“Aparelhos auditivos adquiridos há 5 anos. Uma
fortuna. Um deles,
avariado. O
fornecedor assegura jactantemente que o aparelho não tem reparação: que há uns
novos, mais caros, mas mais ‘performantes’, por 6.000 €. E que o preço nem é
problema. O recurso ao
crédito por 5
anos fica numa ‘ninharia’ por mês…
Descontinuaram o produto, sem mais. E deixaram de lhe
garantir assistência.”
Esta a factualidade, tamanho o despautério!

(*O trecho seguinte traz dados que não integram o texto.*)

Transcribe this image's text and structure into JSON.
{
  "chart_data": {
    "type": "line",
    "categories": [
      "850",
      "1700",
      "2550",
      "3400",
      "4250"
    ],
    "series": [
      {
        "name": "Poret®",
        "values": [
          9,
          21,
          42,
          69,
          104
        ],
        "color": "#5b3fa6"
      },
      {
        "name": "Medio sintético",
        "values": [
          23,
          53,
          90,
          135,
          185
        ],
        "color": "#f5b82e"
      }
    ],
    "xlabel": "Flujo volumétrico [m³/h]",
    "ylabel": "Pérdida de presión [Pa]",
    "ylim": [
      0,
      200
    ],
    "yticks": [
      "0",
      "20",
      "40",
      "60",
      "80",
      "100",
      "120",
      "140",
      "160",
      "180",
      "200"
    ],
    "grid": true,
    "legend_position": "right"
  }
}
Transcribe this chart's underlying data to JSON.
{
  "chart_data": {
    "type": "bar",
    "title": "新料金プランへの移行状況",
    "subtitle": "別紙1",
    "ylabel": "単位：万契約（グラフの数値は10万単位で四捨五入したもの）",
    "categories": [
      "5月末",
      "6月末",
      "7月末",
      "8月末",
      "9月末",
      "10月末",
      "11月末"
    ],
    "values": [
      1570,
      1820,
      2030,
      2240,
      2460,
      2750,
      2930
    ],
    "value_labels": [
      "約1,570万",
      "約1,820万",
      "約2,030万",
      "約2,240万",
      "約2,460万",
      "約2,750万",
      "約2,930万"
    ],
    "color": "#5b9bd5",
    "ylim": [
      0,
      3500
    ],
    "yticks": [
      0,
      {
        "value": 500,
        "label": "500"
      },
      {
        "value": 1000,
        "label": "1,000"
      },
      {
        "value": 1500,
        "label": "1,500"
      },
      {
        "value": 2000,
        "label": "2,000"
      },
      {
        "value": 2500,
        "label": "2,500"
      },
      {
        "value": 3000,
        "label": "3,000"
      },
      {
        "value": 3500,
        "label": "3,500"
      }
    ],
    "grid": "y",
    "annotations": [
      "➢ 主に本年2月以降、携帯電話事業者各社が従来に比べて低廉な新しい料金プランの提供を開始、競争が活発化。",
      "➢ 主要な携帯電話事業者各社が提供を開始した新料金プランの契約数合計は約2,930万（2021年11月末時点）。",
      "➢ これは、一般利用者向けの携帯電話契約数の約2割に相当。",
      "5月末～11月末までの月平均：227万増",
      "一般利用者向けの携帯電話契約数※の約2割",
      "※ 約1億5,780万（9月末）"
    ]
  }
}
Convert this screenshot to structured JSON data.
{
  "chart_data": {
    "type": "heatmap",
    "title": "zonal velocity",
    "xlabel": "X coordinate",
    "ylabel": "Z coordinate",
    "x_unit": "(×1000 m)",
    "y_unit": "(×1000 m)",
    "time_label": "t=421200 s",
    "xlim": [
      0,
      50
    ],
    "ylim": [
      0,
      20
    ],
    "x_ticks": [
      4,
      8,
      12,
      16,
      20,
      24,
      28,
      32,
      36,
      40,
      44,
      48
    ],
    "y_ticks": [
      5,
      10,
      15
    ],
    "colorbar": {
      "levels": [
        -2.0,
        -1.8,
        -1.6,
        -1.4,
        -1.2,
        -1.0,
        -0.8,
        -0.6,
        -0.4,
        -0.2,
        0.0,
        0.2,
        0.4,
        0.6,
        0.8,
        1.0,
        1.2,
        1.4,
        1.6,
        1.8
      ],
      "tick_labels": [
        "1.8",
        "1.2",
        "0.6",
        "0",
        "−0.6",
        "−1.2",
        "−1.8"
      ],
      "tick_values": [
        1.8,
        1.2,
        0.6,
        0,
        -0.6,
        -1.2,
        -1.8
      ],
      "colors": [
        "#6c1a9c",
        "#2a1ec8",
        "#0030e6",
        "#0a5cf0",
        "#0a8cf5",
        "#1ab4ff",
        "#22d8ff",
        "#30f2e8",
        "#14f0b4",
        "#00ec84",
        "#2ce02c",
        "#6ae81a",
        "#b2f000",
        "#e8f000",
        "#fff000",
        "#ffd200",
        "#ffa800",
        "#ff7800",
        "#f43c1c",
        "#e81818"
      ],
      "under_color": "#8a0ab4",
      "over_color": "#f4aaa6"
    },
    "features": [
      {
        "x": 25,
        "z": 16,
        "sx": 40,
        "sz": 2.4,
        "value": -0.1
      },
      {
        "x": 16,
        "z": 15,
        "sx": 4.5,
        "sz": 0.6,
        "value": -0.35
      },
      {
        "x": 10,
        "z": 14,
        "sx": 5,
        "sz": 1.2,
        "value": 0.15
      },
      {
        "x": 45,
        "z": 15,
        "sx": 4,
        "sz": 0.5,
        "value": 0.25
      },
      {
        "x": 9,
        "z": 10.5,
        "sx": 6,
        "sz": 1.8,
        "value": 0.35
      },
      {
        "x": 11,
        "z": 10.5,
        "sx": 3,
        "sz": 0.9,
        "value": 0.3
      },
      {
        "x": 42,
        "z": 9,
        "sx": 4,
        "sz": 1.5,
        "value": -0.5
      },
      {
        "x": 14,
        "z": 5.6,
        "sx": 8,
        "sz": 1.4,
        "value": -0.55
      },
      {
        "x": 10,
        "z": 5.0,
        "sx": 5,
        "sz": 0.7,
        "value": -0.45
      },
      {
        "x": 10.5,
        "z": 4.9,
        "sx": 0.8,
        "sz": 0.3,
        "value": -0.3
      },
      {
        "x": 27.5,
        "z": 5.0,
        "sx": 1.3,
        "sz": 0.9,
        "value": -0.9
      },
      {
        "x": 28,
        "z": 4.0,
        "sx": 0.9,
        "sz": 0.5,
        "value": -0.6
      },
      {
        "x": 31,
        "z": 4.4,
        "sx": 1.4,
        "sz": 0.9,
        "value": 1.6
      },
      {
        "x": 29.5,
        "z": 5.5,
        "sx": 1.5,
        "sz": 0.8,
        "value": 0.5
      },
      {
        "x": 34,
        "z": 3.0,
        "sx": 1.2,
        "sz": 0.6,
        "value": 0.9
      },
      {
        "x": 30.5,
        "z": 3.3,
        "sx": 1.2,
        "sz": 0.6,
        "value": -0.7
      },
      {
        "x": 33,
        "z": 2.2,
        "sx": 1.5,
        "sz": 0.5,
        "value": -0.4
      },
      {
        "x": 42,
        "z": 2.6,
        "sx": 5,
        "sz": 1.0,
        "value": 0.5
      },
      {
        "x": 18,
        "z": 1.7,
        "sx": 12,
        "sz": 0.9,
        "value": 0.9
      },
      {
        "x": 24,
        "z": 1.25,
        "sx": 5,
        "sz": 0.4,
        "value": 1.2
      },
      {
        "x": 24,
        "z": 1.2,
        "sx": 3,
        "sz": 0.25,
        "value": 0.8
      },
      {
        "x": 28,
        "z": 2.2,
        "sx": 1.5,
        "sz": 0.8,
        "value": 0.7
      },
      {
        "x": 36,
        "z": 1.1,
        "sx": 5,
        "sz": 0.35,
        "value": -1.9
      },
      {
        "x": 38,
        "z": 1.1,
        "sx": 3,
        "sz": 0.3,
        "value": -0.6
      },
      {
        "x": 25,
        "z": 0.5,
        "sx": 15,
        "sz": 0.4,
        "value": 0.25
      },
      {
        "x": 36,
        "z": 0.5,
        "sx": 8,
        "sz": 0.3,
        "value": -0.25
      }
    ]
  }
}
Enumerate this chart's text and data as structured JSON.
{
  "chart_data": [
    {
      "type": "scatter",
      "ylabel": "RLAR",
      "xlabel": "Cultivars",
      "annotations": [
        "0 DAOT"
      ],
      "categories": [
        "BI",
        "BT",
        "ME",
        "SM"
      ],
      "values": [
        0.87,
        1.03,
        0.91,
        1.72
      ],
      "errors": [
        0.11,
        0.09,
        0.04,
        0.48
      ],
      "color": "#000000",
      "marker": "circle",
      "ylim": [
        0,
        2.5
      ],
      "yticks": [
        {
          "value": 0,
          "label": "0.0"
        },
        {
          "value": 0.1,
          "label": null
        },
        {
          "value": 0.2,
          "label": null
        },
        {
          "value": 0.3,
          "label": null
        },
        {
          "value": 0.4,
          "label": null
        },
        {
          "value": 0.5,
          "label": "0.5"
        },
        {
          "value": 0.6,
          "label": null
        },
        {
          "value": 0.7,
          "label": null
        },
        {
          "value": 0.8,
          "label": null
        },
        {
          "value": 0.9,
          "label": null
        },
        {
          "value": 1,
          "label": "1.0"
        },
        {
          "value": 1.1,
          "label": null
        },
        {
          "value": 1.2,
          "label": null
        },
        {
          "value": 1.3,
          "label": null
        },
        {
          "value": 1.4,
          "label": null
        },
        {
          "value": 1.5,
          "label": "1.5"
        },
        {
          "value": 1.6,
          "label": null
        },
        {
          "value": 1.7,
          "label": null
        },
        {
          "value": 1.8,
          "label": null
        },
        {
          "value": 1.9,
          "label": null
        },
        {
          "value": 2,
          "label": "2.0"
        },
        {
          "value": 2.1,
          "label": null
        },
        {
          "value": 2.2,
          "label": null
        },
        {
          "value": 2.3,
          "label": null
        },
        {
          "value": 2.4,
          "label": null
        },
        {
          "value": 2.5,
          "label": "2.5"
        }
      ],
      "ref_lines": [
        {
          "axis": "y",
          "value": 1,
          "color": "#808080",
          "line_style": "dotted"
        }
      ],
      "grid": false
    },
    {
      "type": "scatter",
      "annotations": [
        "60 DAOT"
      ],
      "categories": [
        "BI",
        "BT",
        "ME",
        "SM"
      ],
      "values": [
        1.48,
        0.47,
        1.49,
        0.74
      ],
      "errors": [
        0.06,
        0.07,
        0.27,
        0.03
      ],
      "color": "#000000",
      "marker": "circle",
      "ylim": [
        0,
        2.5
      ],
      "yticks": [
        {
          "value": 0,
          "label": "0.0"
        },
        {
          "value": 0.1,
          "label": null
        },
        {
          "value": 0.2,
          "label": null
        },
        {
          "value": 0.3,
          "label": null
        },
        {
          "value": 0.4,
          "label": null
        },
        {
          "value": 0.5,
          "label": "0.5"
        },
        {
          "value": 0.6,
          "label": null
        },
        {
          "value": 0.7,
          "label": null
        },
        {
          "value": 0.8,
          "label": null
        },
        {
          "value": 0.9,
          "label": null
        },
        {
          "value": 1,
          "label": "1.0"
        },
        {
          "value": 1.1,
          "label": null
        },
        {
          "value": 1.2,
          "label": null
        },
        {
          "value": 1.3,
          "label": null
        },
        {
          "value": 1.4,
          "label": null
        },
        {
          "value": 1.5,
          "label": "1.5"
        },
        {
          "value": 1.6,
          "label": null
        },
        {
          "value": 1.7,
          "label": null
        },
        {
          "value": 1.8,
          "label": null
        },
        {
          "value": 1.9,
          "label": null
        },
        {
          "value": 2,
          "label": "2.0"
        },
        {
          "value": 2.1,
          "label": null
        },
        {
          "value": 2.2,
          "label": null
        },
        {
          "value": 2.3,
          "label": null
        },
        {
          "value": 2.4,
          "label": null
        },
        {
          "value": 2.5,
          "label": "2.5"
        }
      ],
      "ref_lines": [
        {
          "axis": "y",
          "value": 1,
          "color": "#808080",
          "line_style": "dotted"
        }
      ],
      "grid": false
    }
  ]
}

Que soluções à luz do direito vigente?
O princípio da protecção dos interesses económicos do
consumidor, assente na Constituição, visa garantir o consumidor, nos actos
de consumo. contra os artifícios, as sugestões e embustes de que é pródigo o
mercado.
E tem expressão na Lei-Quadro
de Defesa do Consumidor - LDC, que - no seu artigo 9.º - tem incidência em múltiplos aspectos da
vida corrente dos consumidores.
Eis três das hipóteses
aplicáveis à situação descrita, os n.ºs de 5 a 7 de um tal artigo:
·
“O consumidor tem direito à assistência
pós-venda, com incidência no fornecimento de peças e acessórios, pelo período
de duração média normal dos produtos fornecidos.”
·
“É vedado ao fornecedor ou prestador de
serviços fazer depender o fornecimento de um bem ou a prestação de um serviço
da aquisição ou da prestação de um outro ou outros [como no caso do
financiamento encavalitado na venda dos aparelhos].
·
“É vedado ao profissional a adopção de
quaisquer técnicas através das quais o mesmo visa reduzir deliberadamente a
duração de vida útil de um bem de consumo a fim de estimular ou aumentar a
substituição de bens.”
Este último dispositivo
prende-se com a denominada obsolescência
programada, que – para além do mais – constitui crime em determinados ordenamentos
jurídicos, como é o caso de França.
A Nova Lei das Garantias, conquanto se aplique só aos actos de
consumo posteriores a 1 de Janeiro de 2022, tem um artigo que é interpretativo
da LDC no que toca à assistência pós-venda:
É o artigo 21.º, sob a
epígrafe “serviço pós-venda e
disponibilização de peças”
“1 — Sem prejuízo do
cumprimento dos deveres inerentes à responsabilidade do profissional ou do
produtor pela falta de conformidade dos bens, o produtor é obrigado a
disponibilizar as peças necessárias à reparação dos bens adquiridos pelo
consumidor, durante o prazo de 10 anos após a colocação em mercado da última
unidade do respectivo bem…
4 — No momento da
celebração do contrato, o fornecedor deve informar o consumidor da existência e
duração da obrigação de disponibilização de peças aplicável e, no caso dos bens
móveis sujeitos a registo, da existência e duração do dever de garantia de
assistência pós-venda.”
Aliás, os 10 anos - que
traduzem, em geral, o ‘tempo útil de vida’ dos produtos -emergem já quer do
regime da Responsabilidade do Produtor por Produtos Defeituosos de 6 de Novembro de 1989, quer da Lei Antiga das
Garantias.
Se não, vejamos o art.º
12 da Lei da Responsabilidade do Produtor por Produtos Defeituosos [violação da
obrigação geral de segurança]:
“Decorridos 10 anos sobre
a data em que o produtor pôs em circulação o produto causador do dano, caduca o
direito ao ressarcimento, salvo se estiver pendente acção intentada pelo
lesado.”
Já a Lei das Garantias
dos Bens de Consumo de 2003 prescrevia no n.º 2 do seu art.º 6.º
“O produtor pode opor-se
ao exercício dos direitos pelo consumidor verificando-se qualquer dos seguintes
factos: …
e) Terem decorrido mais
de 10 anos sobre a colocação da coisa em circulação.”
Ademais, há sempre lugar,
por direitas contas, à indemnização pelos danos patrimoniais [materiais] e não
patrimoniais [morais] causados ao consumidor, de harmonia com o n.º 1 do artigo
12 da LDC.
Se a denegação persistir,
ao consumidor cabe então lançar mão do instituto da responsabilidade civil a
fim de ser ressarcido dos prejuízos causados pela intransigência do fornecedor.